Les enjeux humains, sanitaires et sociaux qui dérivent des problèmes liés à l'eau sont considérables, particulièrement pour les pays en développement (Makkaoui et Dubois, 2010). Cela d'autant plus si l'on considère que la situation de pénurie au centre de la crise hydrique découle de questions de pouvoir, pauvreté et inégalités, et non pas d'une question de disponibilité physique tout simplement (Jimenez et al., 2020). Ainsi, l'accès à l'eau devient un droit individuel, collectif, civil et politique, ainsi que social, économique et culturel, nécessaire pour la réalisation des autres droits de l'homme (Belaidi, 2010).

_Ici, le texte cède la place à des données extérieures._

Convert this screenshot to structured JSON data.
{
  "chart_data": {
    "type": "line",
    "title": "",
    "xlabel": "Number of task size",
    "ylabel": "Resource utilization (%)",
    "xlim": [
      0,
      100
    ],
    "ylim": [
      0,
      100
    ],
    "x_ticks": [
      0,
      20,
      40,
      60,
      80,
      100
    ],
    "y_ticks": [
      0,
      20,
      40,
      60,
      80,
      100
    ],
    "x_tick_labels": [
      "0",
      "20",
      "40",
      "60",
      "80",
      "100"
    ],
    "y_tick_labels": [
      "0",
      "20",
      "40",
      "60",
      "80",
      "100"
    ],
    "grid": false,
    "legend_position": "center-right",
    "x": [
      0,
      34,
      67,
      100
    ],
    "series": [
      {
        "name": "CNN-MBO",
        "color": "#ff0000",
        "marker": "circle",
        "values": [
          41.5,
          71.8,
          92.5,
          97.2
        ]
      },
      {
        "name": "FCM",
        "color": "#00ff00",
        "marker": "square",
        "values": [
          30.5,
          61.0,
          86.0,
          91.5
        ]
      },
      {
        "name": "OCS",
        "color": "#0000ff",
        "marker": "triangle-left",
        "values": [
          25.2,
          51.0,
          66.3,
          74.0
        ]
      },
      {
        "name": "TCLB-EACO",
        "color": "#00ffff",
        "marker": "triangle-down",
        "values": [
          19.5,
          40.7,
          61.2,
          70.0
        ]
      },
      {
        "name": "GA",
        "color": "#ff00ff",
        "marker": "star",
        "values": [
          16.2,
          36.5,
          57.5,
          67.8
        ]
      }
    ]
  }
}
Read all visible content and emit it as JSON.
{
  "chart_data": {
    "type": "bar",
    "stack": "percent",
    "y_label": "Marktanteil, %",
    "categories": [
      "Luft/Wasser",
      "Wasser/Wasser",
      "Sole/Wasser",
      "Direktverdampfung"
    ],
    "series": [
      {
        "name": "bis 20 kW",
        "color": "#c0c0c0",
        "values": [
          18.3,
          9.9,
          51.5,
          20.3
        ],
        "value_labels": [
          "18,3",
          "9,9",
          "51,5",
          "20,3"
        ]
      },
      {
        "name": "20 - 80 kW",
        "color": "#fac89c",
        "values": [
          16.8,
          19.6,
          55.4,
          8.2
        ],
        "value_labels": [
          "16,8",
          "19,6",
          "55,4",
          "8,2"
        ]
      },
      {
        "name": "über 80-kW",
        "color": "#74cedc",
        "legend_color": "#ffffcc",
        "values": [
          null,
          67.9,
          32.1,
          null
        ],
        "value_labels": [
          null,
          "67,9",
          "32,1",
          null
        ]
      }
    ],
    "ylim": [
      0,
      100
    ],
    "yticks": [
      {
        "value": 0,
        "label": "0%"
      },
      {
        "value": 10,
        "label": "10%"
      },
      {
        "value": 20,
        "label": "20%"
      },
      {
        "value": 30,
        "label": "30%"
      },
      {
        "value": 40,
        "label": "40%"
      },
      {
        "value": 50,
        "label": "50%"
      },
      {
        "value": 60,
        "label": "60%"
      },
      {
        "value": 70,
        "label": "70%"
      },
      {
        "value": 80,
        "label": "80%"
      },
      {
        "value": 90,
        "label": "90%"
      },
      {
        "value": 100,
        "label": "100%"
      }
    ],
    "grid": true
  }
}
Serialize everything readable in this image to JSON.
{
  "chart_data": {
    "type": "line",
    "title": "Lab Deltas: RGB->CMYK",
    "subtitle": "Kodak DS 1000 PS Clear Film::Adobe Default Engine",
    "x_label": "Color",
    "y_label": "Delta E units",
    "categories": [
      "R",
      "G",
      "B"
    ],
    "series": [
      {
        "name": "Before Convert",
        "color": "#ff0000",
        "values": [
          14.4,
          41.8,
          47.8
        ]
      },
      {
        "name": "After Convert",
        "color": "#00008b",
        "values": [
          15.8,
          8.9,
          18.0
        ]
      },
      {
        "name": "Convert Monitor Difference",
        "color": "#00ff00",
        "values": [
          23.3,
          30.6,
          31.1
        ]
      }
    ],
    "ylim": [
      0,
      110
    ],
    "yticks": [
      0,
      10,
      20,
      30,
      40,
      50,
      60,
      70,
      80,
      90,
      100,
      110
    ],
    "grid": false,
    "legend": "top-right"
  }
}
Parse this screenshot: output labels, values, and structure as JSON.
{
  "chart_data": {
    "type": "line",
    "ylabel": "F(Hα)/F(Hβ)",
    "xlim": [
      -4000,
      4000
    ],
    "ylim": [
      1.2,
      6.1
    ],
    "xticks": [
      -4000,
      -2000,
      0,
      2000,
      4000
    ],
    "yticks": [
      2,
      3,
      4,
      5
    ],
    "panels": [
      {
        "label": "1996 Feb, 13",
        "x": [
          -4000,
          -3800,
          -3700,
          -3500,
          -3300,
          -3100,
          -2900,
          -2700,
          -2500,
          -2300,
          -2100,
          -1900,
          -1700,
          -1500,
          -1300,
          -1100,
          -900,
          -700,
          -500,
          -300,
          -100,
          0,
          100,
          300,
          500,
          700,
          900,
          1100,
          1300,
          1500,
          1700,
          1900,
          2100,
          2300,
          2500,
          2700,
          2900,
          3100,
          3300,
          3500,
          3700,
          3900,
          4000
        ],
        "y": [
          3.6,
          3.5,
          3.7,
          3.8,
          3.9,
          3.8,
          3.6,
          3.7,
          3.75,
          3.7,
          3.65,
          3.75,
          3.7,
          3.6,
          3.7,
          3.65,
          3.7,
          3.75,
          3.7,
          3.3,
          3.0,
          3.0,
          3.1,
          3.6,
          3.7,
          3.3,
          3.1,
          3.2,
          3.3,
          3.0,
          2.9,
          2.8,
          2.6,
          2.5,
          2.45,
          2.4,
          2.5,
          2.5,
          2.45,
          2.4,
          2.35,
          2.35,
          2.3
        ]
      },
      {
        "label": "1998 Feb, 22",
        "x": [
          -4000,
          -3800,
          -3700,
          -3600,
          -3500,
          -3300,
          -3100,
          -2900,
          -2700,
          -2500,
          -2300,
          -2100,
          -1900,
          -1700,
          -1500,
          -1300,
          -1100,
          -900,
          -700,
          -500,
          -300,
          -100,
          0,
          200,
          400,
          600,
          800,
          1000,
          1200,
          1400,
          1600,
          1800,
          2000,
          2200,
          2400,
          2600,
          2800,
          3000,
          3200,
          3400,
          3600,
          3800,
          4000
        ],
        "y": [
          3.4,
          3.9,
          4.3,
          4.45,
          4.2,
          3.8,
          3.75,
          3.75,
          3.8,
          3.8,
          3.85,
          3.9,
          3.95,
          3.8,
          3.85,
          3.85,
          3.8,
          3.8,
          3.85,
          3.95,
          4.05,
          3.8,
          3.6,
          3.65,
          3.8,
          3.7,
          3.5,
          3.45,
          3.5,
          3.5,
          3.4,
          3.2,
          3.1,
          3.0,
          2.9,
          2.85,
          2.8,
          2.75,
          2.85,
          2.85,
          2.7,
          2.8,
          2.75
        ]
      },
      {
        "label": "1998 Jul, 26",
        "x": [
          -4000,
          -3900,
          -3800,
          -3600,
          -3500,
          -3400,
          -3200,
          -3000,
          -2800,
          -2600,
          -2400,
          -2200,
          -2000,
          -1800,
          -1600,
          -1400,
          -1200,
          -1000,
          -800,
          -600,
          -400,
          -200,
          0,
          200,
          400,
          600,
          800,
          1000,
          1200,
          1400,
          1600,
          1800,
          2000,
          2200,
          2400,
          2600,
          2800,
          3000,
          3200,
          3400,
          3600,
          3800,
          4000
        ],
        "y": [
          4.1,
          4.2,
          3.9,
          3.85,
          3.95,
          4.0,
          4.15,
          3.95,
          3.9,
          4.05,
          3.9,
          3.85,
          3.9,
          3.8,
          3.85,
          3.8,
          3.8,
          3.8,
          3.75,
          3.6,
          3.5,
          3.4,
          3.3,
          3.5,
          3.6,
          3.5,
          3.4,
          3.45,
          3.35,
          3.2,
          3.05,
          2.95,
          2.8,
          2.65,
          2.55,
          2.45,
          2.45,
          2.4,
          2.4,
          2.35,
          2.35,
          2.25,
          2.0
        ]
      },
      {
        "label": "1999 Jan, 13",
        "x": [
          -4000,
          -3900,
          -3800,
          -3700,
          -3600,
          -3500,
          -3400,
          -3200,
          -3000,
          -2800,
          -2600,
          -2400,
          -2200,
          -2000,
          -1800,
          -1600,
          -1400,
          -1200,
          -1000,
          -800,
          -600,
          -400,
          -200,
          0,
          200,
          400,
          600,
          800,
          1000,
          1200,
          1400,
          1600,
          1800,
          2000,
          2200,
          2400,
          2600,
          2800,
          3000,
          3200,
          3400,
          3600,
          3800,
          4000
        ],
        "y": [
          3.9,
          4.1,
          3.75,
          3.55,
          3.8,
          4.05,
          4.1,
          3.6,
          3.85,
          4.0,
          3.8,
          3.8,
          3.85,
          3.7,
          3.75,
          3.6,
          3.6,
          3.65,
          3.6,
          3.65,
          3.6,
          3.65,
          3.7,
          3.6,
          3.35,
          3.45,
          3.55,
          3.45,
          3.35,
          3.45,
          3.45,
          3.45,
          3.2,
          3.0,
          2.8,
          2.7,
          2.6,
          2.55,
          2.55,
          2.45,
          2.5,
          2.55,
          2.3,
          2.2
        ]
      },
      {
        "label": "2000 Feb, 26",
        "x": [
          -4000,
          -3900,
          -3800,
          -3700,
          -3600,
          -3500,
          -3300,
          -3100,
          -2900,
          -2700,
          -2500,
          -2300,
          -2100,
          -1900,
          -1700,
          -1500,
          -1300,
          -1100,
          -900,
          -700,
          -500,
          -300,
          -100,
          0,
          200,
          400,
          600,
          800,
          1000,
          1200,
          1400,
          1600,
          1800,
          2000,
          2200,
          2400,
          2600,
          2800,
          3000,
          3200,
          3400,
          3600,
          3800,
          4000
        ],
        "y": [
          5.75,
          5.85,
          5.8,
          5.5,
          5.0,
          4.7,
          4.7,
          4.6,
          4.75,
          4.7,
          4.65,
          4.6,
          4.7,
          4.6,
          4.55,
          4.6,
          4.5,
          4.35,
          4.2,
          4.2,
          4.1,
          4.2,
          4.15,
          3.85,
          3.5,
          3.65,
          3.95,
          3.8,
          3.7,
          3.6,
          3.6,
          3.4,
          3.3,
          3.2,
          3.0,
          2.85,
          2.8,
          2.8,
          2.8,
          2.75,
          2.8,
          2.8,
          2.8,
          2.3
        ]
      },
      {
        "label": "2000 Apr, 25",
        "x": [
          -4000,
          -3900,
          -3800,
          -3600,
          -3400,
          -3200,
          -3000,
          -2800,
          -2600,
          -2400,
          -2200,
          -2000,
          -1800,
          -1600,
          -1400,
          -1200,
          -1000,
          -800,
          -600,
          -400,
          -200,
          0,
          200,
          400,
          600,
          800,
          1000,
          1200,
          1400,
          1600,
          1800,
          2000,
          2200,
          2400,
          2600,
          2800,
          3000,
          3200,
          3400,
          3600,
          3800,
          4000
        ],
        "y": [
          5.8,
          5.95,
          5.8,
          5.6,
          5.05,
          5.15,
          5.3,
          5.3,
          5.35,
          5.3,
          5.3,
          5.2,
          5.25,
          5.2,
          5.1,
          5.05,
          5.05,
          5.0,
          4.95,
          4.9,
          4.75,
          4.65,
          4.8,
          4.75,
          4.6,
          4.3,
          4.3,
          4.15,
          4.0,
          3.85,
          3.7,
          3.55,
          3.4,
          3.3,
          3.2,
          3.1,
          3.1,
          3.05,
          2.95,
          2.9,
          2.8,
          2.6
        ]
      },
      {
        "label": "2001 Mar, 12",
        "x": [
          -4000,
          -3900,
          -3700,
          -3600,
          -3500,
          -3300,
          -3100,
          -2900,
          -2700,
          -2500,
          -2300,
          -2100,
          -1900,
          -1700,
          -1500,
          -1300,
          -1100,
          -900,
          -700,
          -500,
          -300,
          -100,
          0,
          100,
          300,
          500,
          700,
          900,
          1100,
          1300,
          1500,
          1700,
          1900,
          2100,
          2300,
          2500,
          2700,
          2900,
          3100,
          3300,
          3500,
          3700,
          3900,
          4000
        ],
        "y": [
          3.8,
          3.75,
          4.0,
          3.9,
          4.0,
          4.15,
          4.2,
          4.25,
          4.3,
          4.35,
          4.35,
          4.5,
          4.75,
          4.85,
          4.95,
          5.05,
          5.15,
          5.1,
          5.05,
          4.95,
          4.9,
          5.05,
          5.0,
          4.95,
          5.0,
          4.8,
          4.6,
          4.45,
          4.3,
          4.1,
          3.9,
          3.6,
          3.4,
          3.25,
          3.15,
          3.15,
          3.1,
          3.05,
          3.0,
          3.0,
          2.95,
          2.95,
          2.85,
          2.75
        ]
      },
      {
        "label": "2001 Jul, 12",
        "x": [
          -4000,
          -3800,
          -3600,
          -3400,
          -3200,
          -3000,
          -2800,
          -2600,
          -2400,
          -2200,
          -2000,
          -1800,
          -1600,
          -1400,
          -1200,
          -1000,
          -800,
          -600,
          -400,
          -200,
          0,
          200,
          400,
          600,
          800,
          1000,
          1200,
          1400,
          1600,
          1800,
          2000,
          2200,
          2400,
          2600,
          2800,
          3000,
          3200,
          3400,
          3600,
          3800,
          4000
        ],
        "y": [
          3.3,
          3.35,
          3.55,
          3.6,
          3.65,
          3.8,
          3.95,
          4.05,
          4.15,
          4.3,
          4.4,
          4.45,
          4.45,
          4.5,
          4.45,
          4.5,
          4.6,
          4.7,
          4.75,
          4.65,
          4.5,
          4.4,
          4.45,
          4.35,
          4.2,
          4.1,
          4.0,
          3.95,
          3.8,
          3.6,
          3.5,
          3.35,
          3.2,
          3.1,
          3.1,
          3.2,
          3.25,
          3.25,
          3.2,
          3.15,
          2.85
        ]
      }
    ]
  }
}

À propos de la gestion de cette ressource, l'intégration des piliers sociaux, économiques et environnementaux sous l'égide du concept de développement durable à partir des années 1970's requiert progressivement des nouveaux cadres de décision, faisant appel au concept de «gouvernance» (Brodhag, 1999 dans Figuière et Rocca, 2012). Ce concept concerne les processus de prise et de mise en place de décisions, ainsi que l'interaction entre structures, procédures et traditions qui y sont sous-jacentes (Graham et al., 2003 dans Jimenez et al., 2020). La nature de la gouvernance détermine ainsi la façon dont le pouvoir et les responsabilités sont exercés, dont les décisions sont prises et dont les citoyens et d'autres parties prenantes sont engagés (Graham et al., 2003 dans Jimenez et al., 2020). Il ne s'agit donc pas d'un concept étranger aux considérations en termes de dynamiques historiques, de pouvoir et de participation dans les modalités de mise en place d'un développement durable. C'est dans ce cadre intellectuel et théorique général que ce travail s'intéressera à la gouvernance de l'eau dans le Ceará, un État brésilien localisé dans la zone semi-aride de la région Nordeste du Brésil.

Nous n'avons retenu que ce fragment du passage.